In September 2017, Pact, Inc., agreed to settle charges made against them by the FTC for $940,000. Pact, Inc., provides a mobile “weight loss” app that promised monetary rewards to its users who committed to weekly fitness and nutrition goals. In addition to not paying out as promised, the FTC also alleged that Pact, Inc., billed their customers without their consent.
How the App Was Supposed to Work
The app put out by Pact, Inc., worked on the premise that users would agree to pay a certain dollar amount (usually somewhere between $5 and $50) if they missed an activity that they had agreed to complete for the week. For customers who completed all their activities for the week, they were promised a share of the money collected. The weekly goals chosen would carry over each week unless the customer decided to change their goals.
Customers Charged Even After They Canceled or Met Their Goals
In the complaint filed by the FTC, Pact, Inc., was accused of charging customers a fee even if they canceled their accounts or met their weekly goals. Some people were billed $500 or more even after canceling. The FTC also stated that Pact, Inc., neglected to explain to customers how they could cancel their accounts and avoid future charges.

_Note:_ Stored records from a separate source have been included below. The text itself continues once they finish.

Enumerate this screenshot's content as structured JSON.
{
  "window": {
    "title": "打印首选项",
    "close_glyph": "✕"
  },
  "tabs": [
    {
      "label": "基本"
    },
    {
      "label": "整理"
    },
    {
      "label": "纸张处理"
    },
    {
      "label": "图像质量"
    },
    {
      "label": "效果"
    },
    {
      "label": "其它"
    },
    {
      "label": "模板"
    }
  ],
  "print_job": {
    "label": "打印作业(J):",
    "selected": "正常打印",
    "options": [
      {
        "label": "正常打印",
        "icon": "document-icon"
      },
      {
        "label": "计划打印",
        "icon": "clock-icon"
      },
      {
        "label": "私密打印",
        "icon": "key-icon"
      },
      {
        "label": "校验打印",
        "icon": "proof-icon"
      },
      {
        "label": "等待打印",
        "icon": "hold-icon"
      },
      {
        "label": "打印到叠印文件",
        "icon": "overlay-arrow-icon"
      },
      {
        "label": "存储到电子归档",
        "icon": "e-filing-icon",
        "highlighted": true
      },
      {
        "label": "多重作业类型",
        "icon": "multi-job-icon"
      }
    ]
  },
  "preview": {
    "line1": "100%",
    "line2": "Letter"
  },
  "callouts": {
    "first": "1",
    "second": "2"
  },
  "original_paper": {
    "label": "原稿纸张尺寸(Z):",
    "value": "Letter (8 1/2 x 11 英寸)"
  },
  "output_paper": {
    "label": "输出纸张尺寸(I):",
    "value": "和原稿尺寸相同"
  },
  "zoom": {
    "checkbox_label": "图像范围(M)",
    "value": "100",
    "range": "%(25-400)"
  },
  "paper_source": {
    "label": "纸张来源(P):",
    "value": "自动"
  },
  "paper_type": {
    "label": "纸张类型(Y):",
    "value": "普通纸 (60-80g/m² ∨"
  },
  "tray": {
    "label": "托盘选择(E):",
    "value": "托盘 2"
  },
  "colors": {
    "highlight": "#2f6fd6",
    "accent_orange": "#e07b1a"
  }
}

Pact, Inc., Forbidden from Misrepresentation of Service
In addition to the almost $1 million settlement, Pact, Inc., (along with Yifan Zhang and Geoffrey Oberhoffer) from misrepresenting how and why the app charges customers. Additionally, they are forbidden from charging customers without their express informed consent, and they cannot market or sell products with a negative-option billing feature unless it is clearly disclosed.
Some refunds have already been given by Pact, Inc.